Breast cancer develops from mutations in cancer-associated genes, and a few of those gene mutations are associated with a family history of breast cancer. Can anything be done to reduce that risk?
A major meta-analysis (a study pooling data from multiple studies) by the Collaborative Group on Hormonal Factors in Breast Cancer set out to quantify the increase in risk when one or more first degree relatives have been diagnosed with breast cancer and determine what factors, if any, can influence that risk. It turns out, among women with one or more first degree relatives with breast cancer, the risks vary by several factors, and some are controllable.
Number of Affected First-degree Relatives
The risk of developing breast cancer is 80% higher (22%) for women with one affected relative compared to women with no affected relatives (12%). When a woman has two first-degree relatives with breast cancer, the risk is 193% higher (36%). For women with three affected relatives, the risk is 290% higher (47%). However, the sample size for this last group was small, and the actual risk could be as low as that for women with two affected relatives-- or as high as 649% higher.
Relative's Age at Diagnosis
The younger the first-degree relative's age at diagnosis, the higher the risk a woman will develop breast cancer. For example, if the first-degree relative was under 40 when diagnosed with breast cancer, the risk a woman under 40 will develop breast cancer is 5.7 times higher than a woman with no first degree relatives with breast cancer. This risk factor declines with the relative's age at diagnosis and the age of the woman.
Having children when under age 30 reduces the risk of breast cancer for a woman one or more first-degree relatives with breast cancer. The risk reduction is 22% (having a first child when under 20) to 28% (having a first child when under 30. Having two or more children can also decrease the risk - by 20% for two children, by 26% for three and 44% for four or more.
Use of Oral Contraceptives
Women with one or more first degree relatives with breast cancer who had used oral contraceptives within the past ten years had a 23% lower risk than those who had never used oral contraceptives or who last used them 10 or more years ago. However, use of oral contraceptives by women 35 and older creates its own set of risk factors.

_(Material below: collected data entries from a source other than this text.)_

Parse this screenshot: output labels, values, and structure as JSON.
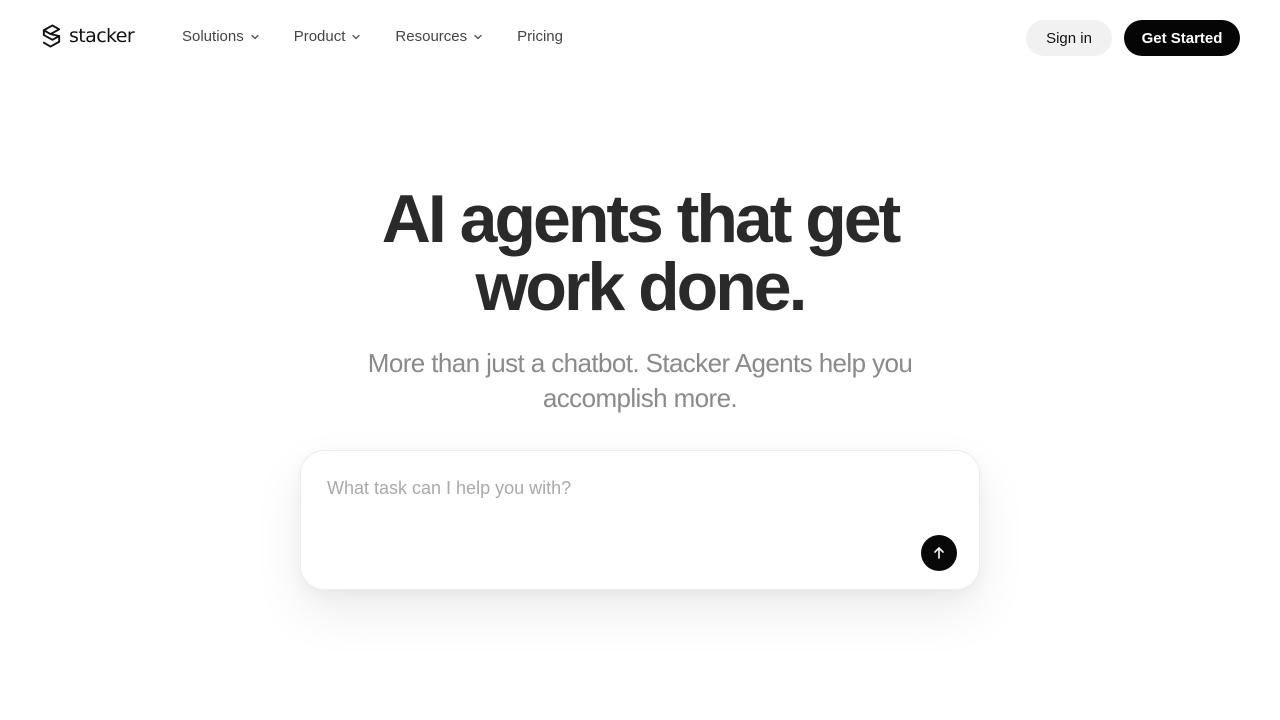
{
  "brand": {
    "name": "stacker",
    "logo_icon": "stacker-logo-icon"
  },
  "nav": {
    "items": [
      {
        "label": "Solutions",
        "has_dropdown": true
      },
      {
        "label": "Product",
        "has_dropdown": true
      },
      {
        "label": "Resources",
        "has_dropdown": true
      },
      {
        "label": "Pricing",
        "has_dropdown": false
      }
    ],
    "dropdown_icon": "chevron-down-icon"
  },
  "header_actions": {
    "sign_in_label": "Sign in",
    "get_started_label": "Get Started"
  },
  "hero": {
    "title_line1": "AI agents that get",
    "title_line2": "work done.",
    "subtitle": "More than just a chatbot. Stacker Agents help you accomplish more."
  },
  "prompt": {
    "placeholder": "What task can I help you with?",
    "value": "",
    "send_icon": "arrow-up-icon"
  },
  "colors": {
    "primary_button": "#050505",
    "secondary_button": "#f1f1f1",
    "title_text": "#2a2a2a",
    "subtitle_text": "#8a8a8a",
    "placeholder_text": "#a9a9a9"
  }
}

Use of Hormone Replacement Therapy
The use of hormone replacement therapy increases the risk a women with one or more first degree relatives with breast cancer will develop it herself. It doesn't matter whether the woman last used hormone replacement therapy more than five years ago or within the past five years - the risk of developing breast cancer is 18% to 20% higher than women who never used hormone replacement therapy.

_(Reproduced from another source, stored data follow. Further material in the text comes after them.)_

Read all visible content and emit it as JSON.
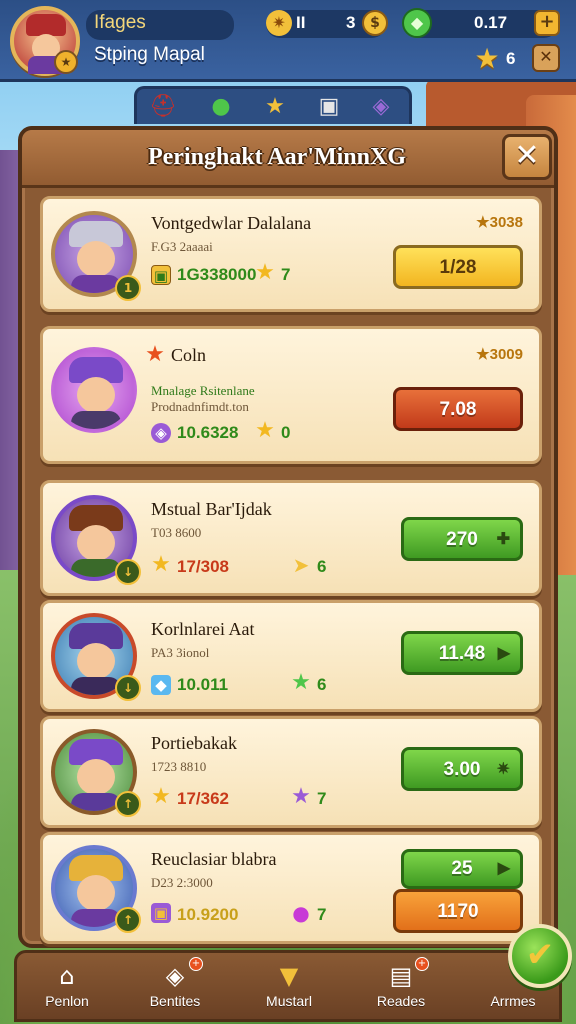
{
  "hud": {
    "player_name": "Ifages",
    "location": "Stping Mapal",
    "resource_1_value": "II",
    "resource_2_value": "3",
    "gems_value": "0.17",
    "stars_value": "6"
  },
  "panel": {
    "title": "Peringhakt Aar'MinnXG"
  },
  "cards": [
    {
      "name": "Vontgedwlar Dalalana",
      "desc": "F.G3 2aaaai",
      "stat_value": "1G338000",
      "stat_value_2": "7",
      "star_value": "3038",
      "button_label": "1/28",
      "button_style": "yellow",
      "level": "1"
    },
    {
      "name": "Coln",
      "desc": "Mnalage Rsitenlane",
      "desc_2": "Prodnadnfimdt.ton",
      "stat_value": "10.6328",
      "stat_value_2": "0",
      "star_value": "3009",
      "button_label": "7.08",
      "button_style": "red",
      "level": ""
    },
    {
      "name": "Mstual Bar'Ijdak",
      "desc": "T03 8600",
      "stat_value": "17/308",
      "stat_value_2": "6",
      "star_value": "",
      "button_label": "270",
      "button_style": "green",
      "level": ""
    },
    {
      "name": "Korlnlarei Aat",
      "desc": "PA3 3ionol",
      "stat_value": "10.011",
      "stat_value_2": "6",
      "star_value": "",
      "button_label": "11.48",
      "button_style": "green",
      "level": ""
    },
    {
      "name": "Portiebakak",
      "desc": "1723 8810",
      "stat_value": "17/362",
      "stat_value_2": "7",
      "star_value": "",
      "button_label": "3.00",
      "button_style": "green",
      "level": ""
    },
    {
      "name": "Reuclasiar blabra",
      "desc": "D23 2:3000",
      "stat_value": "10.9200",
      "stat_value_2": "7",
      "star_value": "",
      "button_label": "25",
      "button_label_2": "1170",
      "button_style": "green",
      "level": ""
    }
  ],
  "bottom_nav": [
    {
      "label": "Penlon",
      "icon": "house-icon"
    },
    {
      "label": "Bentites",
      "icon": "gem-box-icon"
    },
    {
      "label": "Mustarl",
      "icon": "trophy-icon"
    },
    {
      "label": "Reades",
      "icon": "scroll-icon"
    },
    {
      "label": "Arrmes",
      "icon": "checkmark-icon"
    }
  ]
}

Women under 50 with one or more first-degree relatives with breast cancer increase their risk even more if they are overweight or obese (have a body-mass index greater than 25). The risk of developing breast cancer increases by an additional 20%. This risk factor diminishes with age so over-weight or obese women over 50 with one or more affected first degree relatives do not face any higher risk than that associated with the family history.
How Can a Woman with First-degree Relatives with Breast Cancer Reduce Her Risk?

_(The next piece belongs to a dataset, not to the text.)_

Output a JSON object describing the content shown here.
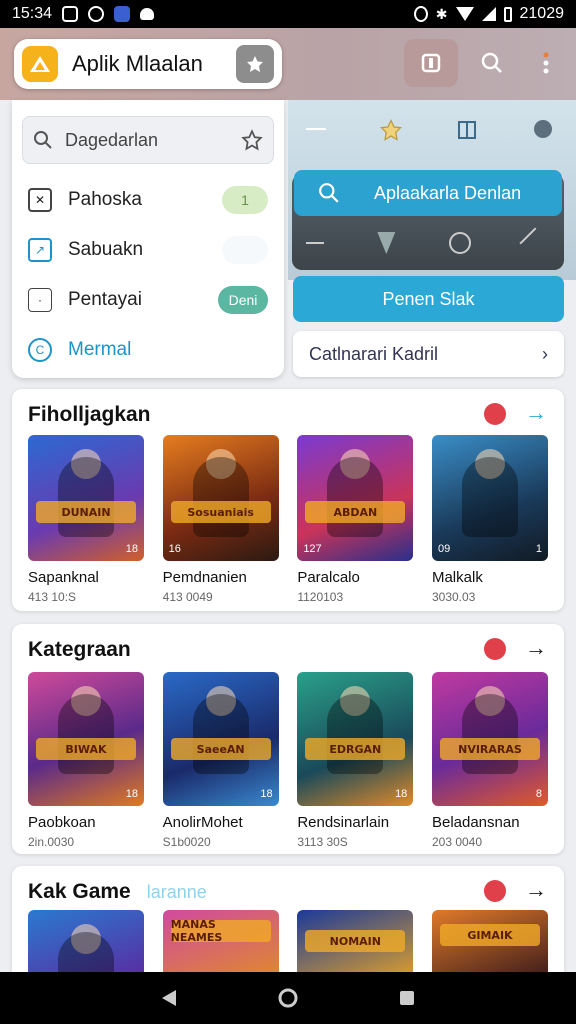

For women with first-degree relatives with breast cancer, many of the factors affecting their breast cancer risk are not controllable - age, number of relatives with breast cancer, age at onset of menopause - some are partially or totally controllable. A woman can try to have her first child before the age of 30, maintain a normal weight, avoid hormone replacement therapy and avoid behaviors associated with higher risk of breast cancer in general, such as smoking and heavy alcohol consumption.